Android is designated as a gatekeeper under the EU’s Digital Markets Act (DMA) and as such is required to provide third-party companies equal access to key features of phones and tablets.
The European Commission feels that Alphabet (Google) has not done enough and has kept some AI-related features exclusive to its Gemini platform. The Commission has proposed changes to resolve the situation and invited people for public consultation.
The discussion focused on three key issues, quote:
- Ability to invoke AI-powered services through users’ wake words
- The potential for AI-powered services to effectively interact with users’ applications and understand their context and execute tasks on their behalf
- Access to the hardware and software resources needed to make AI-powered services reliable and responsive
In more detail, the Commission looked at the long press of the navigation bar shortcut – this triggers Gemini, giving it relevant data and allowing it to overlay information on the screen.
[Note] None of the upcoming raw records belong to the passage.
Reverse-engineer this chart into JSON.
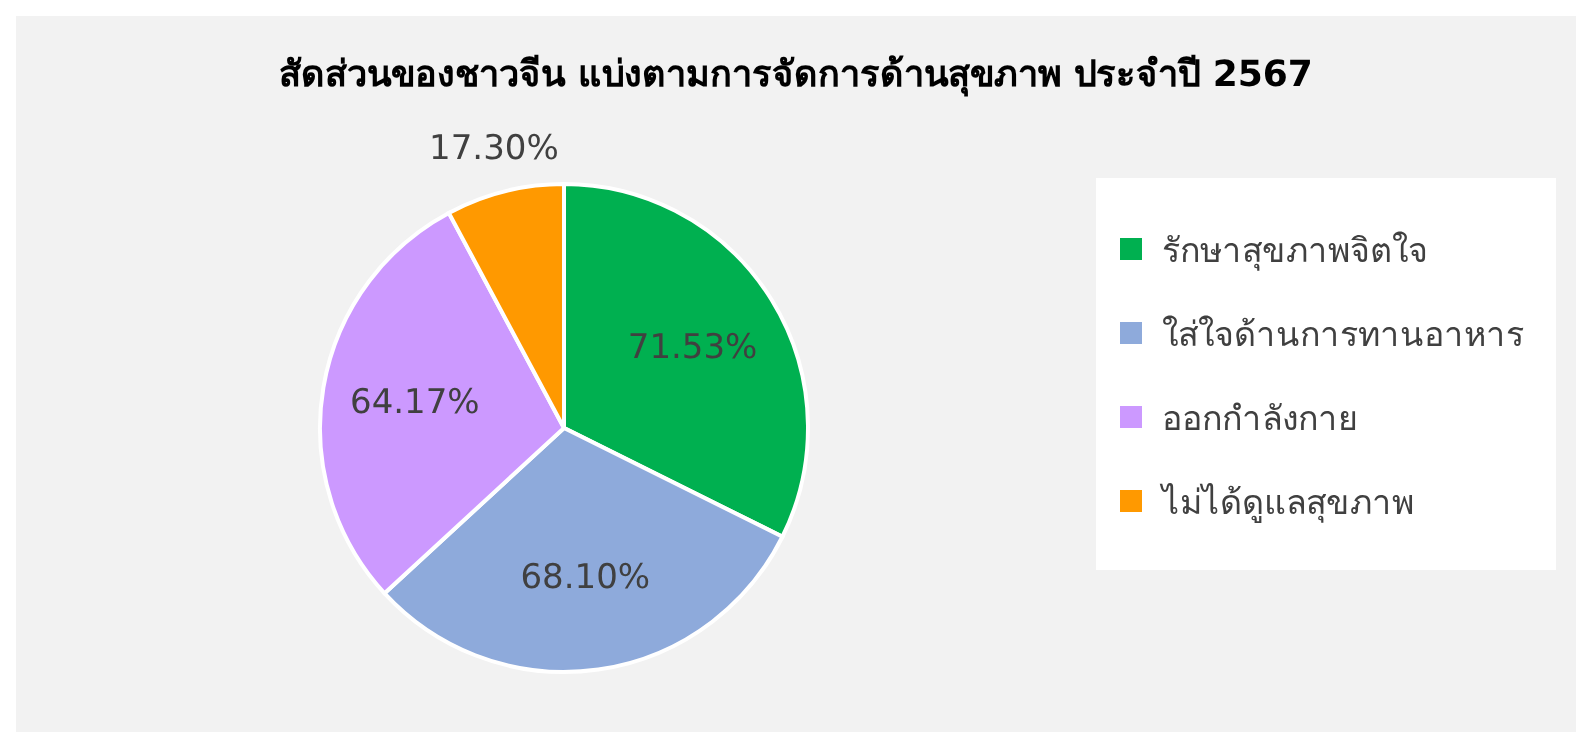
{
  "chart_data": {
    "type": "pie",
    "title": "สัดส่วนของชาวจีน แบ่งตามการจัดการด้านสุขภาพ ประจำปี 2567",
    "categories": [
      "รักษาสุขภาพจิตใจ",
      "ใส่ใจด้านการทานอาหาร",
      "ออกกำลังกาย",
      "ไม่ได้ดูแลสุขภาพ"
    ],
    "values": [
      71.53,
      68.1,
      64.17,
      17.3
    ],
    "value_labels": [
      "71.53%",
      "68.10%",
      "64.17%",
      "17.30%"
    ],
    "colors": [
      "#00b050",
      "#8eaadb",
      "#cc99ff",
      "#ff9900"
    ],
    "legend": "right"
  }
}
It is typically mapped to Google’s Circle to Search feature and is “not uniformly available to third-party developers.”
Similarly, always-on word detection is mapped to “Hey Google.” The Commission wants Android to enable third-party app developers to add their own wake words.
There’s more – app data (especially data that is stored only on the phone or tablet) can only be accessed through the AppSearch permission and this permission is only assigned to the default assistant and cannot be granted to third-party assistants. You can read the whole thing here (warning: PDF). This includes proactive suggestions, context-aware intelligence, ambient data, and more.
In an email to Reuters, Alphabet’s senior competition lawyer said: “This unreasonable interference would mandate access to that autonomy, sensitive hardware and device permissions; unnecessarily increase costs while undermining important privacy and security protections for European users.”
A few years ago, Apple got into trouble for keeping certain features in its services locked, for example Apple Pay had exclusive access to the NFC chip inside iPhones. It was later opened up to third-party services, although the Swiss still have concerns.